The complexity of the healthcare system is hard to wrap your head around. Even (maybe especially) after a long day of conversing on and listening to ideas on the topic. The Mayo Transform2011 Symposium seeks to both open up and tear down this complexity, with its varied roster of passionate people working in a tough arena where the past, present and future in healthcare converge.
And hospitals are (or should be) a thing of the past in healthcare. At least, hospitals as we think of them: giant institutional campuses where we go when we are sick. (That this came up repeatedly today at the Mayo Clinic, one of the most renowned of these institutions, is indicative of the terrific work being done there.)
As many of the speakers noted today, the key to future healthcare is in designing for the patient, from a holistic perspective, rather than merely at the touchpoint of the hospital. The most insightful and exciting ideas expressed at Transform were with those finding the opportunities to break away from the institution of the traditional hospital.
The concept was exemplified in the breakout session, "Unlocking the Power of Sharing Data," in which the speakers emphasized the necessity and eventuality of every individual's health records being in a shared system for managing their health. This concept immediately seems scary—health data is private, and very personal. To share it, or have it sitting on some server somewhere, feels exposed. John Wilbanks, of Creative Commons, made the interesting argument that most people are already willingly and unknowingly sharing data—via Facebook, online surveys, shopping, even Google searches. Wilbanks and the panel, with Ian Eslick of MIT and Lybba.org, Jesse Dylan of Lybba.org, and Michael Seid, MD, of Cincinnati Children's Hospital, advocate for a shared health data system to increase efficiency and innovation in hospitals, and a better experience for patients. With this system, the panel described the notion of hospitals as "heavily-connected hubs" within a larger healthcare network.

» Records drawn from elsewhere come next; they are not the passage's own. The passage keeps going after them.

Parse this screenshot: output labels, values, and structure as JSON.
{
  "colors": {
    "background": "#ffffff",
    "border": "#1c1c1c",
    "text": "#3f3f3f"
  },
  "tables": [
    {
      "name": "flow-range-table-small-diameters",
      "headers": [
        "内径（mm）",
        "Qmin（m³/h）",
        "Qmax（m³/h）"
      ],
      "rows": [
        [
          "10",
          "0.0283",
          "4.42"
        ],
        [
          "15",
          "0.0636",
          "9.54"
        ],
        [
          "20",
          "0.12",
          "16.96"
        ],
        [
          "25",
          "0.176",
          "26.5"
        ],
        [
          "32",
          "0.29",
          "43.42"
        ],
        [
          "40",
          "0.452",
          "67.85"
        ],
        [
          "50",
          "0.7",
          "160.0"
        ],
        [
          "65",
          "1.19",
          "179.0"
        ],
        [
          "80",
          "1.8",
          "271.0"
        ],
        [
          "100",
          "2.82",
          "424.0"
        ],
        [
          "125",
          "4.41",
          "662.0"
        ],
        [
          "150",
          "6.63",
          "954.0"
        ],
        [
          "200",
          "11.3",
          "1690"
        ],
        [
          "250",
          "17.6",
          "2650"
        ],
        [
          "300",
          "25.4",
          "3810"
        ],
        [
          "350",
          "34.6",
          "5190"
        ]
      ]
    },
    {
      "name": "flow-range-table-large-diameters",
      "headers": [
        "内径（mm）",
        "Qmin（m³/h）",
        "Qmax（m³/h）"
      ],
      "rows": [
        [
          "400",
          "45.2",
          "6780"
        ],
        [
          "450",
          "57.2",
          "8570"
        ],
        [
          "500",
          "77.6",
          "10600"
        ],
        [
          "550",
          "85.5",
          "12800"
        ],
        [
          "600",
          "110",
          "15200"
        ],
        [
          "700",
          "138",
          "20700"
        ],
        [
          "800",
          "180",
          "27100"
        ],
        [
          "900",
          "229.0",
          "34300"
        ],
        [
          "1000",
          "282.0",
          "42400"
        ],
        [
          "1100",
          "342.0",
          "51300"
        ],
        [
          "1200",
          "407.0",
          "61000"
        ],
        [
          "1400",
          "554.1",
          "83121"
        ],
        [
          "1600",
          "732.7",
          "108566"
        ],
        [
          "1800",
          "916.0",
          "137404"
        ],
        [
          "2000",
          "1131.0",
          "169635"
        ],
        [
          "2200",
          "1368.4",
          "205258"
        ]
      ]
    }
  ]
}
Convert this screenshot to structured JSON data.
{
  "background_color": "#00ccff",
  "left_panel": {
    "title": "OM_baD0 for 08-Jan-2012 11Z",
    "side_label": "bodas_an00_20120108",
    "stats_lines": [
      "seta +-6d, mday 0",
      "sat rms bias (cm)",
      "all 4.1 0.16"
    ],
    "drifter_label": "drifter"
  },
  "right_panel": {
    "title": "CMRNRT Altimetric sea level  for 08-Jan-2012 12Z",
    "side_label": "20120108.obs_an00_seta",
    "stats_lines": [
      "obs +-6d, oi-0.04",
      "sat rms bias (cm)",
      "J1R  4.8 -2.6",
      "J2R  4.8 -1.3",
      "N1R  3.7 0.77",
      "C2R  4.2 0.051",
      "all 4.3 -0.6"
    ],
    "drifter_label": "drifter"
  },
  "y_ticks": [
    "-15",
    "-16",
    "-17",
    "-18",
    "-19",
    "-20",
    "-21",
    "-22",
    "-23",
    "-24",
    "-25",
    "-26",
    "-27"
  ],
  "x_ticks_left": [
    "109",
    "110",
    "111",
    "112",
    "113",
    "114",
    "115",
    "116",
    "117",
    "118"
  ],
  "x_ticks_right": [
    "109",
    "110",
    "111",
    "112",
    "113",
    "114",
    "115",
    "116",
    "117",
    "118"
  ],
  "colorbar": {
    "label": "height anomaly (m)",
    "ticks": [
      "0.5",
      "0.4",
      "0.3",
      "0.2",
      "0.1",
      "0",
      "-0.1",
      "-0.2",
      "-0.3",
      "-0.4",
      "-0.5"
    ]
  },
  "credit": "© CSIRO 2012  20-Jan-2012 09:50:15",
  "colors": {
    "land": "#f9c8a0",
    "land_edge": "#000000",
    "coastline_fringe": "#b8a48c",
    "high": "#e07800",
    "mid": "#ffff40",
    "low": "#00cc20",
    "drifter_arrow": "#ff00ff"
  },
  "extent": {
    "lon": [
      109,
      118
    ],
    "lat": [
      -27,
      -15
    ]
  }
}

Further on in the day, Halle Tecco, founder of Rock Health, an incubator for health-centered app development, provided a perfect example to back them up. A friend of hers was being treated for a brain tumor by being monitored regularly by doctors at Stanford University, when she went into a coma and was rushed to UCSF. It took her medical team at UCSF four full days to secure her full medical records from Stanford, only 35 miles south. If the two hospitals had been better connected, Tecco's friend would have had surgery the day she was admitted.
Another speaker embodying this concept of breaking out of the hospital-as-static-institution was Jay Parkinson, MD, MPH. Parkinson set up a private, primary care practice out of his home in Brooklyn, NY. He combined an old model of medicine—house calls—with a 'new' way of providing a service that we are all accustomed to. To schedule appointments, patients could go to his website, enter their symptoms, and set up a house call.
It seems like an obvious and simple concept—and in many ways it is. But, no one does it, and the model challenges the current healthcare system and concept that the hospital is the place to go when you are sick. Someone reported Parkinson's practice, and the New York Health board put him under investigation. He is no longer practicing medicine, but he has started many other ventures in the health arena.
Parkinson's example, along with Rock Health and the data-sharing advocates shows how we are in an exciting time in healthcare, and the complexity that creativity and design encounter in altering our behemoth medical institutions.